Quite a few of the men were killed by American submarines while en-route to Singapore and Japan and more were killed by American bombers. When liberated, the men were scattered throughout locations in Southeast Asia: Java, Singapore, Burma, Thailand, French Indo China, Japan, China and Manchuria, to name most of them.

The wives of some of the men of the 2nd Battalion 131st F. A. arranged to have a "Welcome Home" celebration in Wichita Falls, Texas on October 23, 1945. The idea "snow-balled" and all survivors that had returned to the U. S. (and could be located) were invited to attend. Such a good time was had at this Reunion, that it was decided to meet every year, on the weekend nearest August 15th. The first Reunion was designed to Honor the 2nd Battalion, 131st F. A. survivors, who had been nicknamed "TEXAS LOST BATTALION," by the news media of Texas, since that Battalion had disappeared when the Island of Java had surrendered. No one knew where they were, apparently including the War Department and nothing was heard from them for about three years. Of course, the people who arranged for the first reunion, did not know of the existence of the LISS Houston prisoners, but the oversight was put to right by Battalion personnel, who invited some of their "buddies" to the first Reunion and made them permanent members of the "Lost Battalion Association" at the next reunion and the Survivors of the USS Houston (CA-30) voted to become a part of the Association.

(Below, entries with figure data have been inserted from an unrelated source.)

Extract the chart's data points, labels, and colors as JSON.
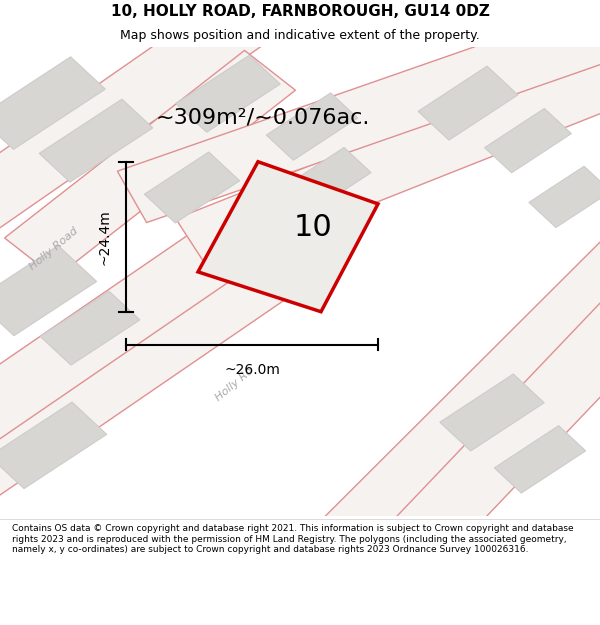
{
  "title_line1": "10, HOLLY ROAD, FARNBOROUGH, GU14 0DZ",
  "title_line2": "Map shows position and indicative extent of the property.",
  "area_text": "~309m²/~0.076ac.",
  "number_label": "10",
  "dim_height": "~24.4m",
  "dim_width": "~26.0m",
  "footer_text": "Contains OS data © Crown copyright and database right 2021. This information is subject to Crown copyright and database rights 2023 and is reproduced with the permission of HM Land Registry. The polygons (including the associated geometry, namely x, y co-ordinates) are subject to Crown copyright and database rights 2023 Ordnance Survey 100026316.",
  "map_bg": "#eeece8",
  "road_edge": "#e09090",
  "road_fill": "#f5f2ef",
  "building_fill": "#d8d6d2",
  "building_edge": "#cccccc",
  "plot_edge": "#cc0000",
  "plot_fill": "#eeece8",
  "dim_color": "#000000",
  "road_label_color": "#aaaaaa",
  "title1_size": 11,
  "title2_size": 9,
  "area_size": 16,
  "num_size": 22,
  "dim_size": 10,
  "footer_size": 6.5
}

So, each year since 1945, the survivors of the POW "hell" along with their families, meet in August to keep their Bond of Brotherhood inviolate and to remember and pay honor to the 163 who died in Prison Camps and the 504 who have died since liberation and the 646 who died in action, in a futile effort to save Java. As of July 1, 1998, there were 236 of the men of the Lost Battalion Association left alive.

It may be of interest that, (1) the 2nd Battalion, 131st F. A., 36th Infantry Division (TNG) is the "Most Decorated Unit" in Texas of any War and (2) the Heavy Cruiser USS Houston (CA-301, is the "Most Decorated" vessel of it's class in the U. S. Fleet.